Taksim yönüne doğru giderek büyüyen otelin oda sayısı 1950'lerde 213'e çıktı. Yeni yatırımların çoğunu yapan Aram Hıdır’ın hisse payı %60'a ulaştı.20 Türkiye’deki ilk beş yıldızlı otel olan Hilton Hotel'in 1955'te inşa edilmesinden sonra İstanbul'a gelen turist sayısı artmış; başta bu durumdan olumlu etkilenen Park Otel, İstanbul'da daha konforlu ve ucuz yeni otellerin sayısı arttıkça müşterilerini kaybetmiştir. Aram Hıdır, 1979 yılında oteli kapama kararı aldı. Tüm eşyaları satılan otel, TURAŞ A.Ş. tarafından satın alındı.
Anıtlar Yüksek Kurulu otelin devredilmeden önce 1978 yılında, Park Otel’in tarihi anısı olmasına karşın, korunması gerekli yapı statüsüne girmediğine ve yıkılabileceğine dair karar almıştı. Otel yıkıldıktan sonra yerine yeni yapılacak yapı ile ilgili yasalar, izinler ve bu yapıya karşı olanların tepkileri nedeniyle 1978-1993 arasında Park Otel sıklıkla gündeme geldi.

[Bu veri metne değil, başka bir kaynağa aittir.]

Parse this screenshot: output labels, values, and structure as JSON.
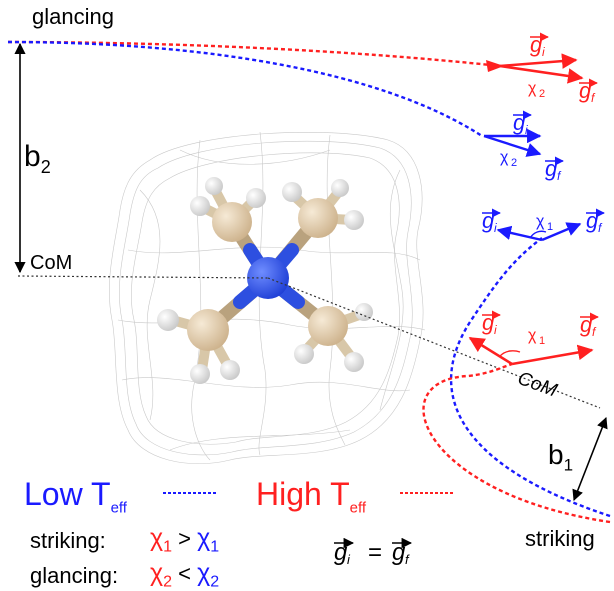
{
  "labels": {
    "glancing_top": "glancing",
    "b2": "b",
    "b2_sub": "2",
    "com_left": "CoM",
    "com_right": "CoM",
    "b1": "b",
    "b1_sub": "1",
    "striking_right": "striking"
  },
  "legend": {
    "low": "Low T",
    "low_sub": "eff",
    "high": "High T",
    "high_sub": "eff",
    "low_color": "#1a1aff",
    "high_color": "#ff2020"
  },
  "conditions": {
    "striking_label": "striking:",
    "striking_left": "χ",
    "striking_left_sub": "1",
    "striking_op": ">",
    "striking_right": "χ",
    "striking_right_sub": "1",
    "glancing_label": "glancing:",
    "glancing_left": "χ",
    "glancing_left_sub": "2",
    "glancing_op": "<",
    "glancing_right": "χ",
    "glancing_right_sub": "2"
  },
  "vectors": {
    "g": "g",
    "i": "i",
    "f": "f",
    "equals": "=",
    "chi1": "χ",
    "chi1_sub": "1",
    "chi2": "χ",
    "chi2_sub": "2"
  }
}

1979-1980 yıllarındaki yüksek enflasyon sebebi ile inşaat yapılmadı. TURAŞ şirketi 1981 yılında "Mengerler" şirketi tarafından satın alındı.21 1982 yılında proje çalışmalarına başlandı.1983 yılında otelin korunması ve restorasyonuna dair karar alınınca belediye başkanları, imar büroları, belediye meclisleri ve Anıtlar Yüksek Kurulu arasında yeni projeler ve öneriler gidip geldi.
Otelin yapılacağı parseller Temmuz 1984’de ‘Turizm Merkezi’ ilan edildi ve otelin sahibi tarafından tarihi bina 1986 yılında tamamen yıktırıldı. Belediye Başkanı Bedrettin Dalan'ın imzaladığı bir kararla 20 Haziran 1988'de Park Otel'in 33 katlı bir bina olarak inşa edilmesi hakkı verildi.

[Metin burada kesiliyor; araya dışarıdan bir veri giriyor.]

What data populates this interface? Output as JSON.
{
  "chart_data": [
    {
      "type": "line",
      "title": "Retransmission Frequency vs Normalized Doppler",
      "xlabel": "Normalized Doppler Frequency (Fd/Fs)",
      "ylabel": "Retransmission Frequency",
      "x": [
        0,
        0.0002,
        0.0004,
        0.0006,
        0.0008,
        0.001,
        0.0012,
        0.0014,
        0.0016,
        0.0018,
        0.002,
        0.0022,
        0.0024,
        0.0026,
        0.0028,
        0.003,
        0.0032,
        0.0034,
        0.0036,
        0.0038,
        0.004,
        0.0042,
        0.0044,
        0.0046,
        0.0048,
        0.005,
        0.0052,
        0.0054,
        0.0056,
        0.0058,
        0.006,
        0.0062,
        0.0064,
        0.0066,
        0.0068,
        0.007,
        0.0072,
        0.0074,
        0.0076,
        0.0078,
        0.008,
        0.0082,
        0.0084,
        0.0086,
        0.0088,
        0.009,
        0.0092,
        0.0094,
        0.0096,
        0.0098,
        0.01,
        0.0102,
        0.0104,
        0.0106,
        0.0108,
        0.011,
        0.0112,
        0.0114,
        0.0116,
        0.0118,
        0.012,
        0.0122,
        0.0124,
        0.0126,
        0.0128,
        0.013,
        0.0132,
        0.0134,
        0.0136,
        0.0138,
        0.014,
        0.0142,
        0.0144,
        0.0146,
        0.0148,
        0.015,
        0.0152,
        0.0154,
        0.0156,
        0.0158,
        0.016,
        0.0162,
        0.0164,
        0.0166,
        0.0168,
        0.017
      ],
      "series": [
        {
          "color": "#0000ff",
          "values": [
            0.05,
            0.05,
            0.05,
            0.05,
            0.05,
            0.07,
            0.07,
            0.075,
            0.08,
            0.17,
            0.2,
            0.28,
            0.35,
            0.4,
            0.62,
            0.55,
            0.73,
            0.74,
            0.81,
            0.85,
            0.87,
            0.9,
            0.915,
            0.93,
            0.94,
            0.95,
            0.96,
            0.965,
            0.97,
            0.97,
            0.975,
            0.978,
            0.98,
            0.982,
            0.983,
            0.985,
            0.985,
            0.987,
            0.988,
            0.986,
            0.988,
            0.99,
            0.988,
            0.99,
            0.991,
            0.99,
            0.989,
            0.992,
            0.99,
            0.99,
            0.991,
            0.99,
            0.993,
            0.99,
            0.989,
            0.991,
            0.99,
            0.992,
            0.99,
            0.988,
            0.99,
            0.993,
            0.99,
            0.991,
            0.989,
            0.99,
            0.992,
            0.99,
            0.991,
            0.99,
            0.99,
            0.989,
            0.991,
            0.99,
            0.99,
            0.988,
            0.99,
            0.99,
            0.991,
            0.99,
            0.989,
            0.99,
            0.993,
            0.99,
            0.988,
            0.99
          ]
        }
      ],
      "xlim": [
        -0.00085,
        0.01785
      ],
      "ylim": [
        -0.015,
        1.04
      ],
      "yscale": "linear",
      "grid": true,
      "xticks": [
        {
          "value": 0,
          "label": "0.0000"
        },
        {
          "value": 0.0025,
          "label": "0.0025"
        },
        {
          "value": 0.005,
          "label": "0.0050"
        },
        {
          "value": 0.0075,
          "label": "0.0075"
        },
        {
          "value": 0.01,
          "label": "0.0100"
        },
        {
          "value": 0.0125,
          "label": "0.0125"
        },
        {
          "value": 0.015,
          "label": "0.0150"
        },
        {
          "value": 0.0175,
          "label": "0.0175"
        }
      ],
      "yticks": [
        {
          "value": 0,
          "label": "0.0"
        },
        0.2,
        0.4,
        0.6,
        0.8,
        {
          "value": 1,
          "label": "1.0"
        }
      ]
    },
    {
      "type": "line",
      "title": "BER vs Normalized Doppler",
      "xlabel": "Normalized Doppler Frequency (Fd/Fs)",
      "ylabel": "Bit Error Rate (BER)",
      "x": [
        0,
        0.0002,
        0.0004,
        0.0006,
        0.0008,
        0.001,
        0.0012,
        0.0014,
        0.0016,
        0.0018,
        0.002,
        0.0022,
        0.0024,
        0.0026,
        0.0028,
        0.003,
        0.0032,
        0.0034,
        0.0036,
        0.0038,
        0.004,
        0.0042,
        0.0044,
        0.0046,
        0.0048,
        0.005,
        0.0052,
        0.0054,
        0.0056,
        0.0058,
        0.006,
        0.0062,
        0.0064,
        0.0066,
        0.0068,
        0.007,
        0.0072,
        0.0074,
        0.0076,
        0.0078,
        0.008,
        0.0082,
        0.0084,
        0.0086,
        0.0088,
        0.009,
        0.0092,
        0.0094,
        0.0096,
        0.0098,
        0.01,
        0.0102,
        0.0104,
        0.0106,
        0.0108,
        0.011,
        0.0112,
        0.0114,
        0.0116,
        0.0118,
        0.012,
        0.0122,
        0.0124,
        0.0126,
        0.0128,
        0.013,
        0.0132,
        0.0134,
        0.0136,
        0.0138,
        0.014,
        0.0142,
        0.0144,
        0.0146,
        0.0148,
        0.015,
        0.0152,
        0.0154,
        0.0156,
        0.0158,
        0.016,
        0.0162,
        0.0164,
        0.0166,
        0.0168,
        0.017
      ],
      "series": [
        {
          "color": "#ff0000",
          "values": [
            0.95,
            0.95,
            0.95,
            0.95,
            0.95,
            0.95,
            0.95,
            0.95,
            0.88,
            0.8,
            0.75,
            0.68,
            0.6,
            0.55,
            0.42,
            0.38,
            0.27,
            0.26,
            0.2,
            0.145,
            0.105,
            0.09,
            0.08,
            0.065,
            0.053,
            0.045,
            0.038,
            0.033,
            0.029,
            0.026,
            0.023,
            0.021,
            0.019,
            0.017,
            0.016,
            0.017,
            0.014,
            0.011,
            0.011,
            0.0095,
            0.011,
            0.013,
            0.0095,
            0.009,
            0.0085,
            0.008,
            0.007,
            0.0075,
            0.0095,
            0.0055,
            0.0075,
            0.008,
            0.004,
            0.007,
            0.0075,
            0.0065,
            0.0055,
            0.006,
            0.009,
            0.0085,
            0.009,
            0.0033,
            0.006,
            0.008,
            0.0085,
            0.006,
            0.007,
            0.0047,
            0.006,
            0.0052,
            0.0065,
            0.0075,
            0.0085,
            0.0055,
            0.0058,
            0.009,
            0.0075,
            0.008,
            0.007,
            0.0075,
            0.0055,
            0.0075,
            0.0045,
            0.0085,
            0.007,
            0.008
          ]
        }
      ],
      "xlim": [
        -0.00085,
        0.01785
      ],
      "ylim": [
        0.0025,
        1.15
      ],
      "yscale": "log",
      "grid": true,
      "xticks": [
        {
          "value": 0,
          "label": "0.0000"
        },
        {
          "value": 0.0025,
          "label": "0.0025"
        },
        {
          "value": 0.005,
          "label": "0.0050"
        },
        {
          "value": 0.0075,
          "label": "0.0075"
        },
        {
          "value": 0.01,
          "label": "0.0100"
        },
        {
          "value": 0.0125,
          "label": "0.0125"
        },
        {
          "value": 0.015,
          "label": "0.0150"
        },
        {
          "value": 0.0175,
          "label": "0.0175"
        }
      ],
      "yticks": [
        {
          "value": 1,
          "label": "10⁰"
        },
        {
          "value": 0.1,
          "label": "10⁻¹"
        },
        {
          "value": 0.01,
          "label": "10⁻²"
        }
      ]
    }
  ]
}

Ayaspaşa semtinin sokaklarından birisi olan Ağa Çırağı Sokağı’nın satılıp otelin içine katılması, inşaatın tepki uyandıran detaylarından birisi oldu. Semt sakinleri örgütlendi ve bir hukuk savaşı verildi.22 Çevrede yaşayan, 100 metrekare bir mülkiyete sahip bir ailenin açtığı dava sonucu 1989'da inşaat mühürlendi.23 Ancak iki ay sonra aynı mahkeme yürütmeyi durdurma kararını kaldırdı. Bu ilk mühürlemeden sonra defalarca inşaat mühürlendi.
Temmuz 1993’te Beyoğlu, "kentsel sit alanı" ilan edilince bölgeyle ilgili planlar hükümsüz hale geldi. Binanın, yüksekliği Alman Konsolosluğu’nu geçen katlarının yıkılması (82 ve 65 metre olan blokların 47 metreye düşürülmesi) için 29 Kasım 1993'te düzenlenen törenle yıkım başladı.2425 Yıkım, dört ay sonunda tamamlandı.26
Yıllarca atıl kalan bina, şehir siluetinde kirlilik yaratan ve bulunduğu mahalle içinde de güvenlik problemi yaratan sorunlu bir yapı oldu.27 Otel 2005 yılında Boğaziçi Holding tarafından satın alındı. Park Otelin yerine rezidans ve alışveriş merkezi yapma planı kabul edilmedi. Otel, 2010 yılında oteli CVK Group’a satıldı. Otelin İstanbul silueti ile mümkün olduğunca bütünleşmesi ve mevcut binaya müdahaleyi en aza indirecek şekilde yeniden düzenlenmesi önerileri doğrultusunda hazırlanan proje onaylandı.2829 Turgut Alton Mimarlık tarafından hazırlanan projeler, otel sahiplerinin kendi bünyelerinde kurdukları mimari ofis tarafından yürütüldü. İnşaat, Danıştay’ın daha önce aldığı karardaki Alman Konsolosluğu seviyesinin üstünde kalan üç katın yıkılmasıyla başladı. İki yıl süren inşaatın ardından ‘CVK Bosphorus Otel" adıyla inşaat açıldı.30
CVK Bosphorus Otel'de 378 otel odası ve 60 rezidans dairesi bulunur. 1988 yılında dönemin yatırımcılarına satılması ile büyük tepki çeken Ağa Çırağı Sokağı, yeni yapılan projede iz olarak korunmuş ve yaya geçişine tekrar açılmıştır.31 1942-1958 yılları arasında otelde uzun süre konaklamış olan Yahya Kemal Beyatlı adına otel içerisinde bir kütüphane yapılmış ve Yahya Kemal için özel bir sergi alanı oluşturulmuştur.32
Orijinal kaynak: park otel. Creative Commons Atıf-BenzerPaylaşım Lisansı ile paylaşılmıştır.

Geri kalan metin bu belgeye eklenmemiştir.